Os enfermeiros Carla Fernandes e Bruno Magalhães, professores da Escola Superior de Enfermagem (ESSE) do Porto e da Universidade de Trás-os-Montes e Alto Douro (UTAD), respetivamente, foram os moderadores de uma sessão dedicada à discussão da utilização de inovação, mais concretamente de gamificação e realidade virtual, na abordagem do doente oncológico.

Isabel Alves, enfermeira do IPO do Porto, apresentou os resultados de um estudo realizado na instituição sobre uso de gamificação na reabilitação do doente oncológico submetido a cirurgia abdominal major. Os resultados do grupo de intervenção versus grupo de controlo mostram que a utilização desta tecnologia – exercício físico através de videojogos numa consola Wii – permitiu a redução da dor, fadiga, ansiedade e depressão, um aumento da função e do equilíbrio e uma melhoria da qualidade de vida.

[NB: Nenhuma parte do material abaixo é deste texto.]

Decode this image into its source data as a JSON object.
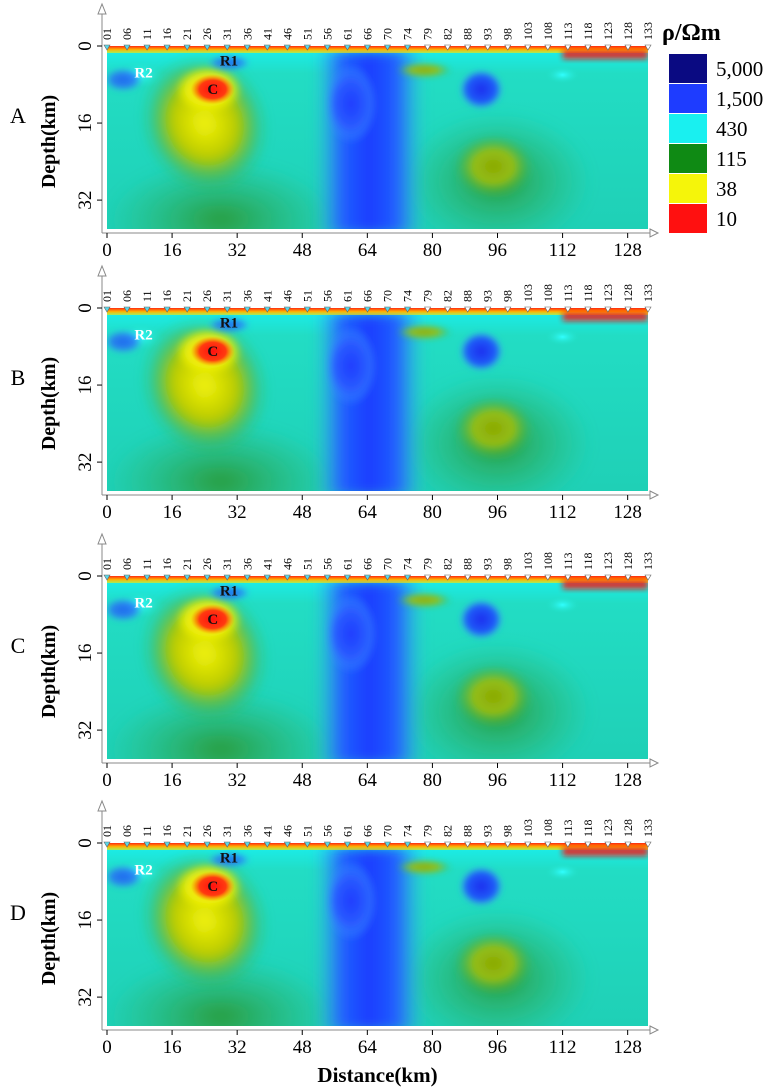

A palestrante partilhou o feedback direto dos doentes relativamente ao uso da gamificação, frases como: “Ficava divertida”, “Acelerou a minha mobilidade e melhorou o meu estado de espírito”, “Permitiu reduzir o tempo do meu internamento” ou “Foi muito benéfico para a minha recuperação”. Feedback esse que “nenhuma escala nos dá”, salientou.

A utilização da realidade virtual em procedimentos clínicos em Oncologia foi o tema trazido a Espinho pela enfermeira do IPO de Lisboa, Liliana Vasconcelos. De acordo com a palestrante, a realidade virtual tem indicações específicas em Oncologia, desde a gestão da dor e da ansiedade ao apoio e reabilitação.

“É um campo emergente ao nível de inovações tecnológicas que impactam a área da saúde, com impacto positivo nos resultados e na qualidade de vida”, concluiu a enfermeira, através da apresentação de casos práticos.

Por último, a professora do Instituto de Ciências Matemáticas e de Computação da Universidade de São Paulo, Kamila Rios, juntou-se em direto, a partir do Brasil, com dados que reforçam o impacto positivo de intervenções não farmacológicas como jogos digitais terapêuticos, desta feita na população oncológica pediátrica.